The State goes on to argue (an argument accepted by the majority) that appellant was known to carry weapons and that the search of the car was appropriate under New York v.Belton, 453 U.S. 454, 101 S.Ct. 2860, 69 L.Ed.2d 768 (1981), which allows the police to search the passenger compartment of a car as a contemporaneous incident to an arrest. The State (and majority) glosses over the fact that when the vehicle was searched, appellant was handcuffed in the rear of the sheriff's vehicle, the sheriff's vehicle was parked on the street in front of the mobile home while appellant's vehicle was behind his grandmother's home and there were four or five peace officers in the vicinity of appellant's vehicle. Under these circumstances, Belton is not controlling.

Further, the State argues that because appellant was a suspect in the robbery and a brown vehicle had been identified near the scene of the crime, that impoundment of appellant's brown vehicle was lawful because probable cause existed to believe the vehicle had been involved in the commission of a crime. In Gauldin v. State, 683 S.W.2d 411 (Tex.Crim.App. 1984), the court held the police had authority to impound a vehicle because the defendant was in custody, the vehicle was parked on a bar parking lot and it matched the description of the vehicle used in the robbery. The facts of this case do not fall within Gauldin.

The majority somehow views this as a search based upon probable cause. However, the sheriff and his deputies admitted they had no probable cause to search the vehicle and did not conduct a search for evidence of the robbery, but conducted an inventory subsequent to an impoundment. In fact, the deputy testified it never occurred to him that there might have been items from the robbery in the vehicle.

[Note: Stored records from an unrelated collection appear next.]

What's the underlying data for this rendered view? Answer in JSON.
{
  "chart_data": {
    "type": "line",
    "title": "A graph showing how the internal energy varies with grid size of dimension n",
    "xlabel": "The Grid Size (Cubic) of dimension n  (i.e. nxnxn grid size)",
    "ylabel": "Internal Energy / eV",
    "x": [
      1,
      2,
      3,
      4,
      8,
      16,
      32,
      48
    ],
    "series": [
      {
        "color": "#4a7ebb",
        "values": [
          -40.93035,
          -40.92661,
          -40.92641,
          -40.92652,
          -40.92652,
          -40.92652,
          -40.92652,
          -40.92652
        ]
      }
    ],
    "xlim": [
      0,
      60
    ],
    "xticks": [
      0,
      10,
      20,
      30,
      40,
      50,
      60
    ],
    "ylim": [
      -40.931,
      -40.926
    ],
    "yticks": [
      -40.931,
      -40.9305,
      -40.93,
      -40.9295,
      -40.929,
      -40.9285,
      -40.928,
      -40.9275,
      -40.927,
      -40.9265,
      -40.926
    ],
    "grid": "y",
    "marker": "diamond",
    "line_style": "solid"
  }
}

The sheriff was candid when he admitted he had a blanket policy; to impound the vehicles of all persons arrested.1 In Benavides, 600 S.W.2d at 812, the court stated: "While it may have been standard procedure to impound the vehicle of a person who is arrested we conclude that the Fourth Amendment protection against seizures cannot be whittled away by a police regulation." I could not have said it better. The evidence should have been suppressed. Since I cannot conclude that the error was harmless beyond a reasonable doubt, TEX.R.APP.P. 81(b)(2), I would sustain the point of error. I would reverse the judgment below and remand the cause for a new trial.

1 It is to their credit that the sheriff and his deputy did not attempt to justify the inventory or search by some after-the-fact legal theory. Their candor and truthfulness, while expected and required, is exemplary.